Because nurses work in so many roles and healthcare settings, we can play a pivotal role in stemming the tide of antibiotic resistance and minimizing the potential for even more “superbugs” by promoting the judicious use of these vitally important drugs. Currently, the American Nurses Association (ANA) is working with the CDC to strengthen nursing’s role in antibiotic stewardship, which consists of coordinated interventions designed to measure and improve appropriate antimicrobial use. One hospital-based strategy, for example, is a time-out, which allows healthcare providers to reassess the need for an antibiotic or to order a different one after 48 hours when more is known clinically. In addition to promoting antibiotic stewardship programs at our clinical sites, we need to make sure nurses play an active role in their development, implementation, and evaluation.

On a more personal level, nurses must emphasize with our own families and friends, who often turn to us for healthcare advice, that antibiotics are not the remedy for colds and other viral illnesses. They trust us to provide them with accurate information, and taking the time to explain antibiotic use and misuse is an important step to managing this healthcare crisis.

Another extremely important strategy is to practice proper hand hygiene and hold our colleagues accountable to do the same. On this front, ANA continues to work in partnership with the Association for Professionals in Infection Control and Epidemiology on evidenced-based resources related to hand hygiene and healthcare-associated infections.

Looking back, the emergence of Ebola virus in the United States in 2014 served as wake-up call for all of us in health care. We learned we must be prepared to respond promptly and effectively to outbreaks of wellknown infectious diseases, such as tuberculosis, as well as the unknown. At ANA, we worked quickly to provide nurses with the most up-to-date information on Ebola virus through webinars and online services so RNs could protect their patients and themselves.

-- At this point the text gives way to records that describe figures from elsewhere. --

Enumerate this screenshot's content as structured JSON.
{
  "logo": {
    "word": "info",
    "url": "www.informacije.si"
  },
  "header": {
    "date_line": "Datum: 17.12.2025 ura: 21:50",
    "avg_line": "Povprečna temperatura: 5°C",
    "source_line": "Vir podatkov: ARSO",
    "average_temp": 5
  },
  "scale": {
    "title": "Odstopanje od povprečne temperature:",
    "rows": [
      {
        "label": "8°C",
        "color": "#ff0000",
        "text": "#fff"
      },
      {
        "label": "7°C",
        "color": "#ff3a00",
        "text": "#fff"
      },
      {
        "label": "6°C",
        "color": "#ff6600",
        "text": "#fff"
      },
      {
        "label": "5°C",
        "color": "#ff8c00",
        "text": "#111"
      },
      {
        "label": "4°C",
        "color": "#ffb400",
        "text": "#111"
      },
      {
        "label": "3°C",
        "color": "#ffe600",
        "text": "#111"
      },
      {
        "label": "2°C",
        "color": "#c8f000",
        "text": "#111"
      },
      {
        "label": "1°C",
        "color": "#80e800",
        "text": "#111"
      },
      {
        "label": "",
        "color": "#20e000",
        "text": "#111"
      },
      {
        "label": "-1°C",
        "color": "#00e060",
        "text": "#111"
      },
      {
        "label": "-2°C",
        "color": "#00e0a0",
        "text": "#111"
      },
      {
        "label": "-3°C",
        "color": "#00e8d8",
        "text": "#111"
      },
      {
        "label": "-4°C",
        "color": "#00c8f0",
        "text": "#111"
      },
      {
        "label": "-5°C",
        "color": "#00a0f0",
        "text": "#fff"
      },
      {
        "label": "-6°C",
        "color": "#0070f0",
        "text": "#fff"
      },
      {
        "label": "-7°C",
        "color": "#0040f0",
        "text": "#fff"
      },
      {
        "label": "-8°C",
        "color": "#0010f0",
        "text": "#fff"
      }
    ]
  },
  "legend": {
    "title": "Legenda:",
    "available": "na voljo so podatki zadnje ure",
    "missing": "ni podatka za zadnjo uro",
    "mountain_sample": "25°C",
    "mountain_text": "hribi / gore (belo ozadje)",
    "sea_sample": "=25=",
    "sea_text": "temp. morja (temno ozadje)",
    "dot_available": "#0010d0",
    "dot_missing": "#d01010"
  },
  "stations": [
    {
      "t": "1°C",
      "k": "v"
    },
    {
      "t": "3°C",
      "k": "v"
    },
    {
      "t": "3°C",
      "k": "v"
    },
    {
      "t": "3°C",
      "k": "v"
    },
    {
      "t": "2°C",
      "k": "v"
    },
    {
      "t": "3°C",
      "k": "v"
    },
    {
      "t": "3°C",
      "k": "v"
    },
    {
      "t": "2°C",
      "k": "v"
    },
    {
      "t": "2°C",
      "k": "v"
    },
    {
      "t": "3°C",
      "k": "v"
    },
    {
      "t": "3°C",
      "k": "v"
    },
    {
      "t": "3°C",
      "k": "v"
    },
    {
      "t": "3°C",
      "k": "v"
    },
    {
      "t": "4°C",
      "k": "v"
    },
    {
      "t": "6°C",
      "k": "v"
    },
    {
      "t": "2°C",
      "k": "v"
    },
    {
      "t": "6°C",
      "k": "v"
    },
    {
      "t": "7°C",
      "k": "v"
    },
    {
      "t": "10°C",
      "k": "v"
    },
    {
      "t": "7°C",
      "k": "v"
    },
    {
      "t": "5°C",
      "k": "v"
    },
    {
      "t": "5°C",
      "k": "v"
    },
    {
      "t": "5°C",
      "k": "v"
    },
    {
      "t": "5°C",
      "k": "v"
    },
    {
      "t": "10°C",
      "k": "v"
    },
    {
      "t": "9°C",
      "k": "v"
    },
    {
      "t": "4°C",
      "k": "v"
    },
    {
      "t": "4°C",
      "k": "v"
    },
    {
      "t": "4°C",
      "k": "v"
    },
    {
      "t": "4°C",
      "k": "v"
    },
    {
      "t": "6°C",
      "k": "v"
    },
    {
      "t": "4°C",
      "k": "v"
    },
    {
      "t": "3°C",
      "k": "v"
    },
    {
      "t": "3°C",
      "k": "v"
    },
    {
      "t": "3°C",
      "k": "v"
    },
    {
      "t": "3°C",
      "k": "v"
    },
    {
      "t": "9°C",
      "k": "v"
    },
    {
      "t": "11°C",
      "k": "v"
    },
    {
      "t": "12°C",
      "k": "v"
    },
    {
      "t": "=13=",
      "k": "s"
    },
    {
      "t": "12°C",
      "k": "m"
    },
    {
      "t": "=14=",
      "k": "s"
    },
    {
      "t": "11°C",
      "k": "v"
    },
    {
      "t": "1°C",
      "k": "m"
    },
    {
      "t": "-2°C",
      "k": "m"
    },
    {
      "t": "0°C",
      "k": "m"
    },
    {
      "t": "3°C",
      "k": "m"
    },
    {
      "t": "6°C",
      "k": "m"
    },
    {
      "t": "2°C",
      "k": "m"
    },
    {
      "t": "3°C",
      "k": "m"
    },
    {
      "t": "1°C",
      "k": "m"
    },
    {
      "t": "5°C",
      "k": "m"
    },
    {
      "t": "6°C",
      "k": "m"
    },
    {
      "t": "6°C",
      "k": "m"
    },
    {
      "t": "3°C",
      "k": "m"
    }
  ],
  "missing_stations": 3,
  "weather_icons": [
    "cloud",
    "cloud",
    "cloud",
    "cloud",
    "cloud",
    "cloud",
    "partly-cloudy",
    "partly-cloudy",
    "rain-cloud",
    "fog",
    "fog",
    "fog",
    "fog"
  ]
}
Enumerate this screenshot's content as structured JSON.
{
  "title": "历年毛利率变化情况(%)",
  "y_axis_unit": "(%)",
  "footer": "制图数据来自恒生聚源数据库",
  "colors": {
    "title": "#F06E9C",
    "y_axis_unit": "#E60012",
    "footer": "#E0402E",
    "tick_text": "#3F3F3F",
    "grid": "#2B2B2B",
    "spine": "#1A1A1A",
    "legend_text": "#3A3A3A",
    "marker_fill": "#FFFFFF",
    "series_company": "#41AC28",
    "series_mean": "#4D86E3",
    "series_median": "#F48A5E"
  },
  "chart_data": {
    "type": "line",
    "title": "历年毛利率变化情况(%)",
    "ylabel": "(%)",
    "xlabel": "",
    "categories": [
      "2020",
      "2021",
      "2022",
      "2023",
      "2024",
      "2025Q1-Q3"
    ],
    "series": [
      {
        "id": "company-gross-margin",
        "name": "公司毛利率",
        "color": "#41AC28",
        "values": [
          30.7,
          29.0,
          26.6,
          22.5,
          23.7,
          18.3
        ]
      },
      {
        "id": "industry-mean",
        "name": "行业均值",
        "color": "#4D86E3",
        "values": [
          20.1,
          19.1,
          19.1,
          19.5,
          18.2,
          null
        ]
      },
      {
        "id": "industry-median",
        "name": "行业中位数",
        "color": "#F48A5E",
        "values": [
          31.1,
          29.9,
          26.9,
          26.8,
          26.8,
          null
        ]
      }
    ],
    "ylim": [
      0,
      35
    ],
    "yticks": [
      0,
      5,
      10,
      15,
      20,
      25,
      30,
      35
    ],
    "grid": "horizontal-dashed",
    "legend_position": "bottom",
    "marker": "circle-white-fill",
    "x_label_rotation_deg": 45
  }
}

With the recent emergence of Zika virus cases, we again delivered a “just-in-time” educational webinar and other resources that nurses wanted and needed. ANA also has partnered with the CDC to advertise the U.S. Zika Pregnancy Registry, which focuses on collecting information about pregnancy and infant outcomes after Zika infection. Finally, I encourage you to read the “Issues up close column” in this issue, which breaks down myths surrounding Zika virus.

We live in a mobile, global society, which increases the likelihood that we will encounter diseases we’ve never seen before. Not only must we continue to promote evidence-based practices that minimize infection, but we also must continue to advocate for baseline emergency preparedness services at all levels of government. ANA is committed to keeping our patients, our communities, and all healthcare workers safe, and we will remain vigilant for whatever lies ahead.